By Matters India Reporter

Kochi, July 30, 2022: Pope Francis on July 30 appointed Archbishop Andrews Thazhath of Trichur, a world renowned expert in the Oriental Code of Canon Law, as the apostolic administrator of Ernakulam-Angamaly archdiocese.

The Syro-Malabar archdiocese was lying vacant since July 26 when its metropolitan vicar Archbishop Archbishop Antony Kariyil tendered his resignation to Apostolic Nuncio to India Archbishop Leopoldo Girelli at the residence of the Ernakulam archbishop.

Archbishop Kariyil’s resignation was seen as the fall out of his inability to convince the priests and laity in the archdiocese to follow the uniform mode of celebrating Mass as mandated by the synod of the Syro-Malabar Church.

Majority of the priests and lay people in the archdiocese want to retain the traditional way of offering Mass where the priest faces the congregation.

The Pope appointed Archbishop Thazhath, a known supporter of the uniform mode, according to the Oriental Code of Canon Law.

The 70-year-old prelate will continue as the metropolitan archbishop of Trichur Syro Malar Archdiocese.

Archbishop Thazhath was born at Pudukkad in Trichur district on December 13, 1951. He was ordained a priest for the Archdiocese of Trichur on March 14, 1977.

He holds Bachelor’s Degree in Theology and a doctorate in Eastern Canon Law form the Pontifical Oriental Institute, Rome. He was nominated the auxiliary bishop of the Archdiocese of Trichur on March 19, 2004 when he was serving as the president of the Syro-Malabar Major Archiepiscopal Ordinary Tribunal of Ernakulam – Angamaly, the Syncellus of the Archeparchy, the working chairman and managing director of Jeevan Telecasting Corporation and the president of the Oriental Canon Law Society of India.

His episcopal ordination was on May 1, 2004. He succeeded as the Trichur archbishop on January 22, 2007. He was the secretary general and president of the Kerala Catholic Bishop’s Council and the chairman of the KCBC Education Commission.
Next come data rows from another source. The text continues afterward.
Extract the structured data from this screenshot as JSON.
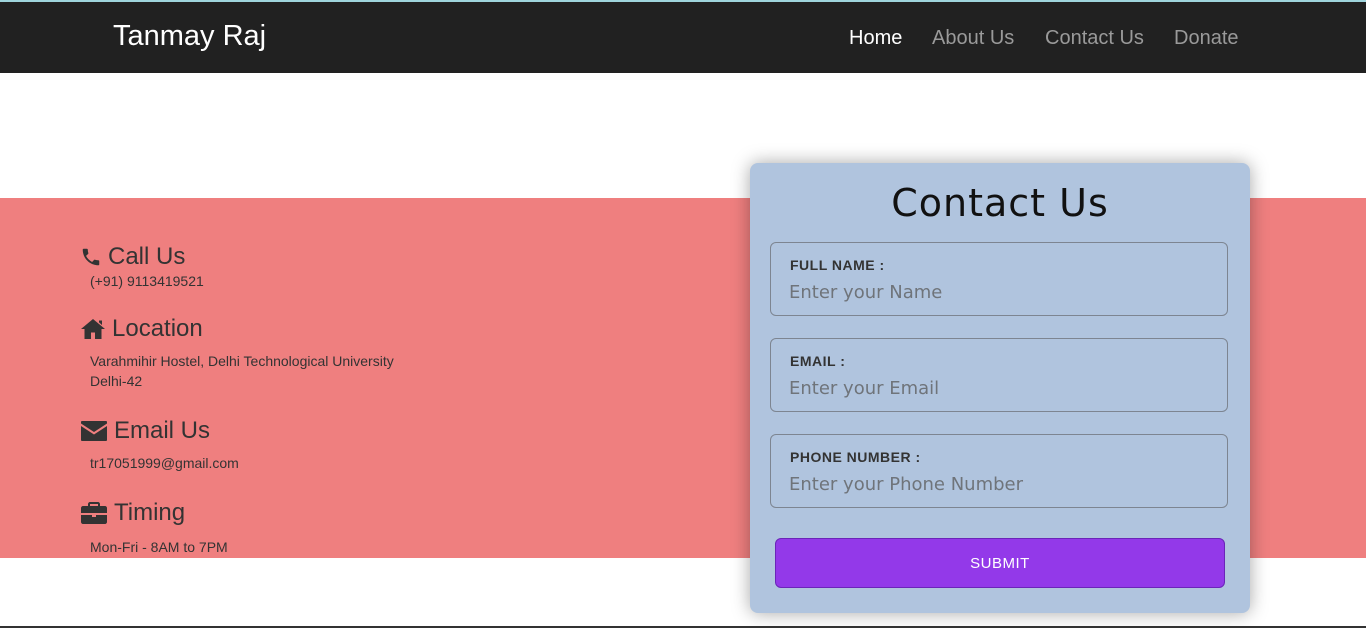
{
  "navbar": {
    "brand": "Tanmay Raj",
    "links": [
      {
        "label": "Home",
        "active": true
      },
      {
        "label": "About Us",
        "active": false
      },
      {
        "label": "Contact Us",
        "active": false
      },
      {
        "label": "Donate",
        "active": false
      }
    ]
  },
  "info": {
    "call": {
      "title": "Call Us",
      "icon": "phone-icon",
      "lines": [
        "(+91) 9113419521"
      ]
    },
    "location": {
      "title": "Location",
      "icon": "home-icon",
      "lines": [
        "Varahmihir Hostel, Delhi Technological University",
        "Delhi-42"
      ]
    },
    "email": {
      "title": "Email Us",
      "icon": "envelope-icon",
      "lines": [
        "tr17051999@gmail.com"
      ]
    },
    "timing": {
      "title": "Timing",
      "icon": "briefcase-icon",
      "lines": [
        "Mon-Fri - 8AM to 7PM"
      ]
    }
  },
  "form": {
    "title": "Contact Us",
    "fields": [
      {
        "label": "FULL NAME :",
        "placeholder": "Enter your Name",
        "value": ""
      },
      {
        "label": "EMAIL :",
        "placeholder": "Enter your Email",
        "value": ""
      },
      {
        "label": "PHONE NUMBER :",
        "placeholder": "Enter your Phone Number",
        "value": ""
      }
    ],
    "submit_label": "SUBMIT"
  },
  "colors": {
    "navbar": "#212121",
    "band": "#ef7f7f",
    "card": "#b0c4de",
    "submit": "#9339e9"
  }
}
He was the first vice president of the Catholic Bishops’ Conference of India.

In 2021, Pope Francis appointed him as one of the members of the Pontifical Council for Legislative Texts, a dicastery of the Roman Curia that interprets the laws of the Church.

One of his major tasks in the new post is to implement the uniform mode in the archdiocese of Ernakulam-Angamaly.
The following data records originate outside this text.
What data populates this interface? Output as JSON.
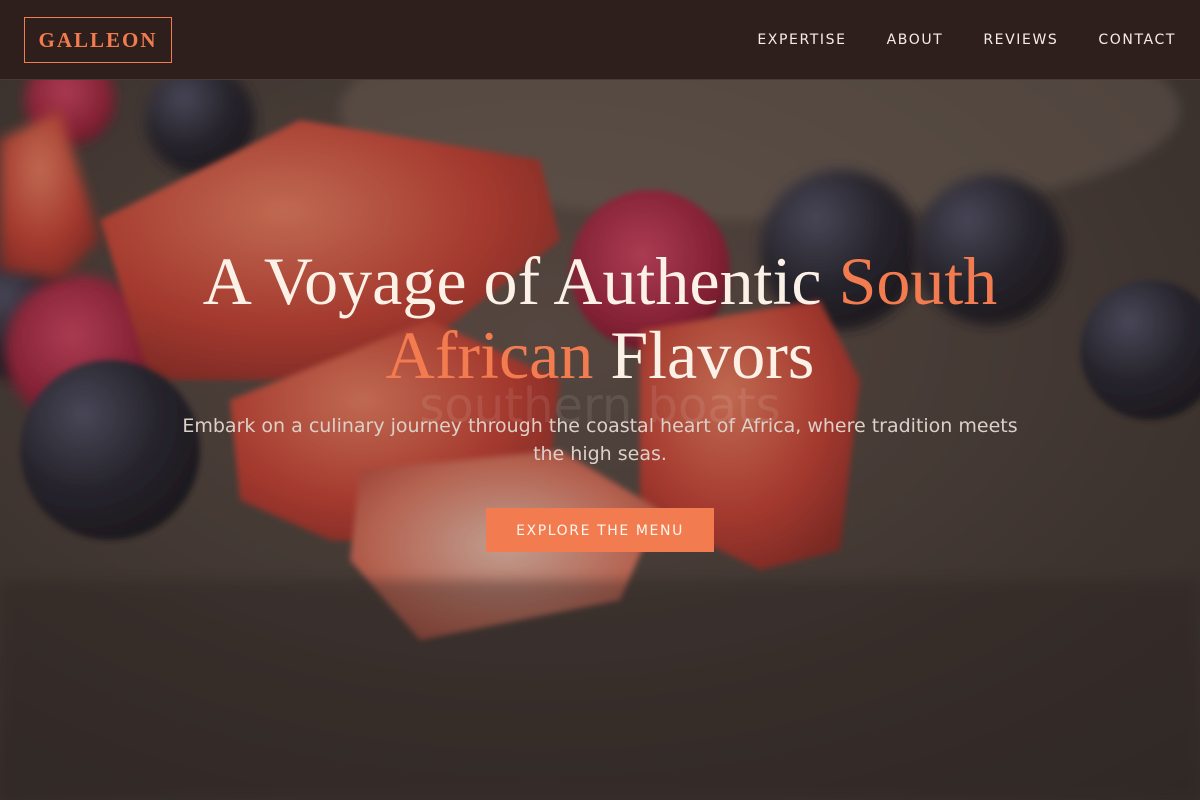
{
  "brand": {
    "name": "GALLEON",
    "accent_color": "#f27c4f",
    "nav_bg_color": "#2e1f1c"
  },
  "nav": {
    "items": [
      {
        "label": "EXPERTISE"
      },
      {
        "label": "ABOUT"
      },
      {
        "label": "REVIEWS"
      },
      {
        "label": "CONTACT"
      }
    ]
  },
  "hero": {
    "title_part1": "A Voyage of Authentic ",
    "title_accent1": "South",
    "title_accent2": "African",
    "title_part2": " Flavors",
    "watermark": "southern boats",
    "subtitle": "Embark on a culinary journey through the coastal heart of Africa, where tradition meets the high seas.",
    "cta_label": "EXPLORE THE MENU",
    "background": "berries-and-strawberries-photo"
  }
}
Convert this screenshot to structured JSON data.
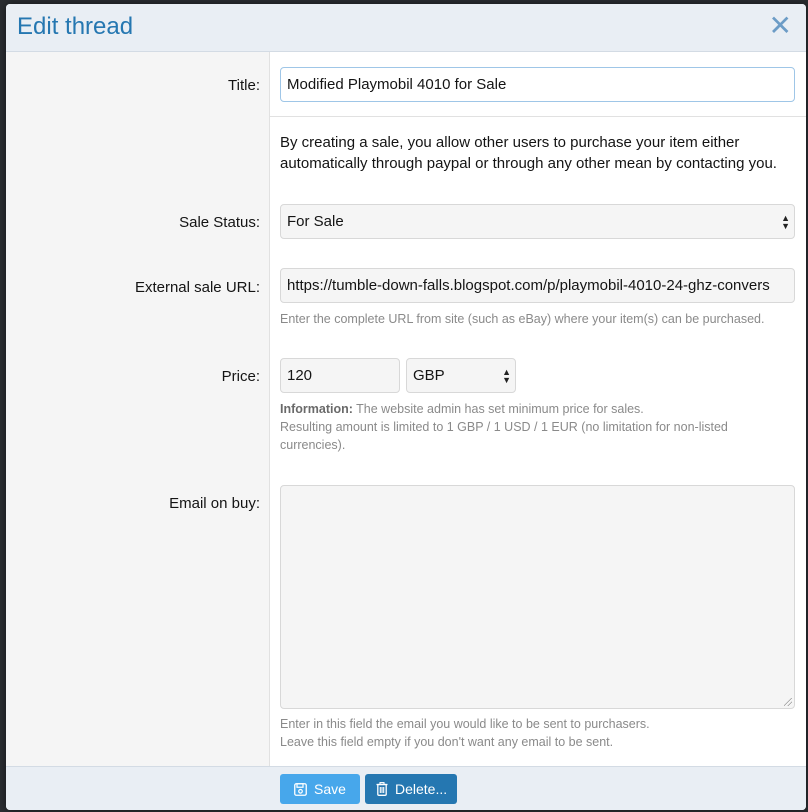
{
  "dialog": {
    "title": "Edit thread",
    "close_symbol": "✕"
  },
  "fields": {
    "title": {
      "label": "Title:",
      "value": "Modified Playmobil 4010 for Sale"
    },
    "description": "By creating a sale, you allow other users to purchase your item either automatically through paypal or through any other mean by contacting you.",
    "sale_status": {
      "label": "Sale Status:",
      "value": "For Sale"
    },
    "external_url": {
      "label": "External sale URL:",
      "value": "https://tumble-down-falls.blogspot.com/p/playmobil-4010-24-ghz-convers",
      "hint": "Enter the complete URL from site (such as eBay) where your item(s) can be purchased."
    },
    "price": {
      "label": "Price:",
      "value": "120",
      "currency": "GBP",
      "info_bold": "Information:",
      "info_text": " The website admin has set minimum price for sales.",
      "limit_line1": "Resulting amount is limited to 1 GBP / 1 USD / 1 EUR (no limitation for non-listed",
      "limit_line2": "currencies)."
    },
    "email_on_buy": {
      "label": "Email on buy:",
      "value": "",
      "hint1": "Enter in this field the email you would like to be sent to purchasers.",
      "hint2": "Leave this field empty if you don't want any email to be sent."
    }
  },
  "footer": {
    "save_label": "Save",
    "delete_label": "Delete..."
  },
  "icons": {
    "close": "close-icon",
    "save": "save-icon",
    "delete": "trash-icon",
    "select": "select-arrows-icon"
  },
  "colors": {
    "accent": "#2577b1",
    "save_button": "#47a7eb",
    "header_bg": "#e9eef4"
  }
}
The dispute over the Eucharistic liturgy is more than four decades old. The Synod of Bishops in 1999 ruled that the priest “will face the congregation until the Eucharistic prayer, and then again from communion to the end of the Mass. From Eucharistic prayers until Communion, the priest will face the altar.”
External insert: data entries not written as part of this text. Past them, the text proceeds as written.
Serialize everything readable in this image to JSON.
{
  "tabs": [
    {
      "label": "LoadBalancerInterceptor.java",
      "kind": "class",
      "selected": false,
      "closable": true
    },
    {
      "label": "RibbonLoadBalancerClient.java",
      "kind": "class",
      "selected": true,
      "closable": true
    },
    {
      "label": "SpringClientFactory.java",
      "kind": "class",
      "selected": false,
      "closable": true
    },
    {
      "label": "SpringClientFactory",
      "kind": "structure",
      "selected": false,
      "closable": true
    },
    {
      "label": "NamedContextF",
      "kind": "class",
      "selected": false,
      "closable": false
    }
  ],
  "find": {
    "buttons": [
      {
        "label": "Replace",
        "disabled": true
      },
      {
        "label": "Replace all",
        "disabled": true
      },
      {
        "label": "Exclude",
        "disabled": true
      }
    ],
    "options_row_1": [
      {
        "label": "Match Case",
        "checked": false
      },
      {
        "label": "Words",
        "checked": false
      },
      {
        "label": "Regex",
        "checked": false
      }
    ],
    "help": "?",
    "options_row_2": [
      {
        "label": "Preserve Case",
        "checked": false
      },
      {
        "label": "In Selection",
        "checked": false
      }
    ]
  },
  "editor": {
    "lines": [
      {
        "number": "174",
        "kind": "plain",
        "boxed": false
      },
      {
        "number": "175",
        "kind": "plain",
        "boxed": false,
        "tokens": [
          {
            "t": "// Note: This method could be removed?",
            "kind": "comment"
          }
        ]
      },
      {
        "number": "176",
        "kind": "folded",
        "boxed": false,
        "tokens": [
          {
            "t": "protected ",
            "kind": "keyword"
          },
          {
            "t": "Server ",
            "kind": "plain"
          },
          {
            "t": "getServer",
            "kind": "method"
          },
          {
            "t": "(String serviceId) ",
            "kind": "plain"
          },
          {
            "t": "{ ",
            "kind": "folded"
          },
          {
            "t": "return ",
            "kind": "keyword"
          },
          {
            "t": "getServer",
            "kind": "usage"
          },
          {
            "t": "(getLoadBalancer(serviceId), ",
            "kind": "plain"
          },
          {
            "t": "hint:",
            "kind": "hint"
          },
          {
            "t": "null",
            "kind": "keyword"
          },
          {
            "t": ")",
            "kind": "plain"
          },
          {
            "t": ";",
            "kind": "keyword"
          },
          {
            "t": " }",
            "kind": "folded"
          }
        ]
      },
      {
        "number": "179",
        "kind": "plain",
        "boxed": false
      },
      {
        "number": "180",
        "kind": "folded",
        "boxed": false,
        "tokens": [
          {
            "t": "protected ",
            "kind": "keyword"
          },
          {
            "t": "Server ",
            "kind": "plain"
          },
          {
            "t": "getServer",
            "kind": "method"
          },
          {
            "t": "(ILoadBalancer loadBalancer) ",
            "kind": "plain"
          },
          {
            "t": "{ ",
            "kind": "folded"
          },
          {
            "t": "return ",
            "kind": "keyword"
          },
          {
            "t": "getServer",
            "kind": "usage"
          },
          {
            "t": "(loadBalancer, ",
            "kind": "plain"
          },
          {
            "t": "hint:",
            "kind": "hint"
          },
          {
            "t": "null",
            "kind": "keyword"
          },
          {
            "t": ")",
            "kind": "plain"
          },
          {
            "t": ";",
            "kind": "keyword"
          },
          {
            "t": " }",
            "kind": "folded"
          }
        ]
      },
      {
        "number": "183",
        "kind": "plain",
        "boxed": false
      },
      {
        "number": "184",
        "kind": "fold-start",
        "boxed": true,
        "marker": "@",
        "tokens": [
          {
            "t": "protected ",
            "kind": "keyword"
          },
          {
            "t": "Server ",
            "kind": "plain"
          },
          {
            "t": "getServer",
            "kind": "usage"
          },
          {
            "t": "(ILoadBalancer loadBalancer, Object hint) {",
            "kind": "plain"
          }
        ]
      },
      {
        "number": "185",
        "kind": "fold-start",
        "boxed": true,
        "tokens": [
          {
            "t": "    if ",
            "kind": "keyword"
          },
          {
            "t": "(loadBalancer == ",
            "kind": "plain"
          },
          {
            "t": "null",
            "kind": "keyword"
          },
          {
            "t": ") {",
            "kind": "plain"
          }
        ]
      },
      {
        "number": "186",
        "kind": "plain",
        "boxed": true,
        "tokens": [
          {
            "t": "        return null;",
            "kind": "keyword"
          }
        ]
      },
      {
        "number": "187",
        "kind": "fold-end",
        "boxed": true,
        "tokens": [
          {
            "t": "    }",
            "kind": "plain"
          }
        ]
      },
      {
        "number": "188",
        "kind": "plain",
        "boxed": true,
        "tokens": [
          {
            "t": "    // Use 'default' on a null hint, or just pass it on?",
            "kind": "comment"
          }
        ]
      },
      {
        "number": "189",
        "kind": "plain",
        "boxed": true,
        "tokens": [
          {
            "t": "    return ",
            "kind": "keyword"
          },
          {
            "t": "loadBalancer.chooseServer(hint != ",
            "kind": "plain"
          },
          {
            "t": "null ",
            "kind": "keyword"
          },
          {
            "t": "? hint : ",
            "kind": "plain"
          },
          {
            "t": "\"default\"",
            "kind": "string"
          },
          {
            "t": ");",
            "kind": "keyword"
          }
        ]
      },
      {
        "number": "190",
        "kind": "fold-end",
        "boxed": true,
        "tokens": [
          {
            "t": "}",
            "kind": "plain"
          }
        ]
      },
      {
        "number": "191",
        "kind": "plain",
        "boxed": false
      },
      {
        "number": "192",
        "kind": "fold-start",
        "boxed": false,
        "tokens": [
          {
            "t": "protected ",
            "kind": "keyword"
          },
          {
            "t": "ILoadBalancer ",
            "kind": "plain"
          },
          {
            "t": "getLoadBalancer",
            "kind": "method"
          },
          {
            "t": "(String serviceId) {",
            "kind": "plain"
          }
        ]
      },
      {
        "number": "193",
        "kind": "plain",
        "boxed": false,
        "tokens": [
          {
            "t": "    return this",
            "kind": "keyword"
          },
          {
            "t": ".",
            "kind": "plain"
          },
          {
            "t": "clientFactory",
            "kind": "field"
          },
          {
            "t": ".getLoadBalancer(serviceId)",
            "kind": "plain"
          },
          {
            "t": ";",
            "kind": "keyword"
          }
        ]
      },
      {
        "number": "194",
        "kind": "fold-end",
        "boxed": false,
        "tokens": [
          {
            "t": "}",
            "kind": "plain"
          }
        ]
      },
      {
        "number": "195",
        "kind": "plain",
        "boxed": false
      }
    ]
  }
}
In August 2021, the Syro-Malabar Church decided to implement the uniform Mass in all its 35 dioceses in India and overseas in a bid to find a permanent solution to the liturgical dispute and foster unity.

The synod’s formula, seen as a compromise requires priests to face the congregation during the start and concluding parts of the Mass but face the altar during the Eucharistic prayer.

Barring the archdiocese of Ernakulam-Angamaly, all Syro-Malabar dioceses implemented the synod decision with effect from November 2021.